Friday, February 15, 2013
Book Review - A New Birth of Freedom: The Translator
About the Book
Noam Chomsky argues that communication with aliens would be impossible. Stephen Hawking argues that it would be extremely unwise even to try. What if it were absolutely necessary to do so? This question arises with extreme urgency at the Battle of Gettysburg in 1863, in this time-travel, alternate-history trilogy, A New Birth of Freedom.
About the Author
Robert Pielke, a native of Baltimore, Maryland, now lives in Claremont, California. He earned a B.A. in History at the University of Maryland, an M. Div. in Systematic Theology at the Lutheran Theological Seminary at Gettysburg, and a Ph.D. in Social Ethics from the Claremont Graduate School.
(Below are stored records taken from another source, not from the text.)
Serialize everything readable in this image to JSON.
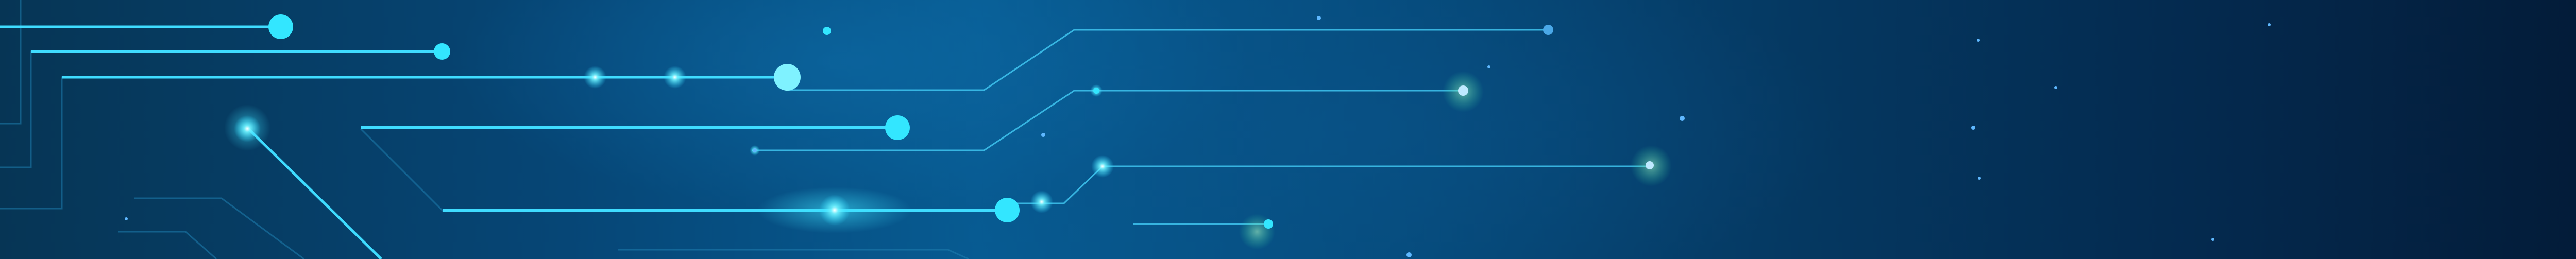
{
  "scene": {
    "subject": "circuit-board",
    "colors": {
      "background_left": "#064676",
      "background_mid": "#075b92",
      "background_right": "#031c39",
      "trace": "#3fdcff",
      "trace_dim": "#2aa9d8",
      "node": "#33e6ff",
      "node_pale": "#bfe9ff",
      "glow": "#6ff2ff",
      "star": "#5fb8ff"
    }
  }
}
He taught on ground and online for countless years at George Mason University in Virginia, El Camino College in California and online for the University of Phoenix. Now happily retired from “the job,” he is doing what he always wanted to do since he wrote his first novel at ten in elementary school. It was one paragraph, three pages long and, although he didn’t know it at the time, it was alternate history.
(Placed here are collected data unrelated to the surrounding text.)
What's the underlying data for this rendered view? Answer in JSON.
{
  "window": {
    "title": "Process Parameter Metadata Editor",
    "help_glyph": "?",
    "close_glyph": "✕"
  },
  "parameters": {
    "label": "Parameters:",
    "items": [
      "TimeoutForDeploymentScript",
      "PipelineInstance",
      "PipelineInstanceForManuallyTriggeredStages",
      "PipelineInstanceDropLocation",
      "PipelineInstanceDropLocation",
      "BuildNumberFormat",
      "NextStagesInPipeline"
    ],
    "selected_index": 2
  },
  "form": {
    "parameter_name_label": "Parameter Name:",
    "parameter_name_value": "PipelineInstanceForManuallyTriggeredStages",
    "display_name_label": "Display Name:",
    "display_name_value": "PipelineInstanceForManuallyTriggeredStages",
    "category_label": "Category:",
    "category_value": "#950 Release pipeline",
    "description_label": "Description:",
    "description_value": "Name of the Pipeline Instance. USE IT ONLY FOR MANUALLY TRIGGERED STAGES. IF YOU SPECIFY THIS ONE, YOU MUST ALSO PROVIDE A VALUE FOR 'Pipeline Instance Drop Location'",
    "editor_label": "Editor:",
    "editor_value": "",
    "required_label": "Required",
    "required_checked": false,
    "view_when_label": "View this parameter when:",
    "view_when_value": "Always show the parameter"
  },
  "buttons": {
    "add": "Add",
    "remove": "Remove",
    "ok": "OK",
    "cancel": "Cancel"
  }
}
His academic writings have been in the area of ethics, including a boring academic treatise called Critiquing Moral Arguments, logic, and popular culture. Included in the latter is an analysis of rock music entitled You Say You Want a Revolution: Rock Music in American Culture. He has also published short stories, feature articles, film and restaurant reviews. His novels include a savagely satirical novel on America and its foibles, proclivities and propensities, Hitler the Cat Goes West, and an alternate history, science fiction novel, The Mission.
Most recently, he has updated and revised his book on rock music, which is being republished by McFarland and Co.
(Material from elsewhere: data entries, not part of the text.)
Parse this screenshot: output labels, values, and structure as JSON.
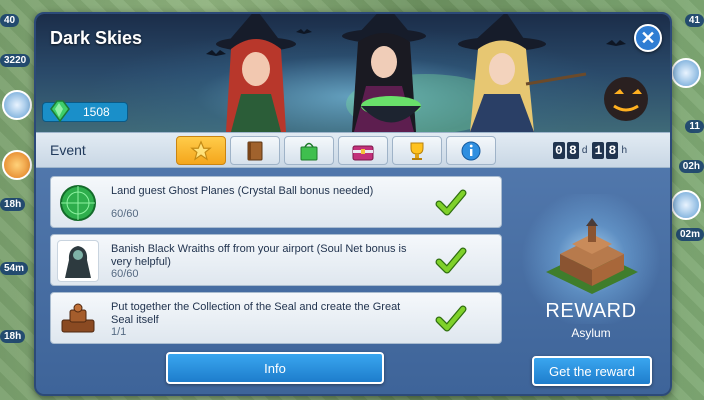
{
  "event": {
    "title": "Dark Skies",
    "gems": "1508",
    "tab_label": "Event",
    "timer": {
      "days_digits": [
        "0",
        "8"
      ],
      "days_unit": "d",
      "hours_digits": [
        "1",
        "8"
      ],
      "hours_unit": "h"
    },
    "tabs": [
      {
        "icon": "star-icon",
        "active": true
      },
      {
        "icon": "book-icon",
        "active": false
      },
      {
        "icon": "shopping-bag-icon",
        "active": false
      },
      {
        "icon": "chest-icon",
        "active": false
      },
      {
        "icon": "trophy-icon",
        "active": false
      },
      {
        "icon": "info-icon",
        "active": false
      }
    ]
  },
  "tasks": [
    {
      "text": "Land guest Ghost Planes (Crystal Ball bonus needed)",
      "progress": "60/60",
      "icon": "crystal-ball-icon",
      "completed": true
    },
    {
      "text": "Banish Black Wraiths off from your airport (Soul Net bonus is very helpful)",
      "progress": "60/60",
      "icon": "wraith-icon",
      "completed": true
    },
    {
      "text": "Put together the Collection of the Seal and create the Great Seal itself",
      "progress": "1/1",
      "icon": "seal-icon",
      "completed": true
    }
  ],
  "buttons": {
    "info": "Info",
    "get_reward": "Get the reward"
  },
  "reward": {
    "title": "REWARD",
    "name": "Asylum"
  },
  "background": {
    "left_badges": [
      "40",
      "3220",
      "18h",
      "54m",
      "18h"
    ],
    "right_badges": [
      "41",
      "11",
      "02h",
      "02m"
    ]
  },
  "colors": {
    "accent": "#1e7dcc",
    "check": "#6cc21d",
    "dialog": "#4a72a8"
  }
}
He swims daily, skis occasionally, cooks as an avocation, watches innumerable movies, collects rock and roll concert films, is an avid devotee of Maryland crabs and maintains a rarely visited blog filled with his social and political ravings. His favorite film is the original Hairspray; his favorite song is “A Day in the Life”; his favorite pizza is from the original Ledo Restaurant in College Park, MD; and he is a firm believer in the efficacy of “sex, drugs and rock and roll.” Somehow his family and friends put up with him.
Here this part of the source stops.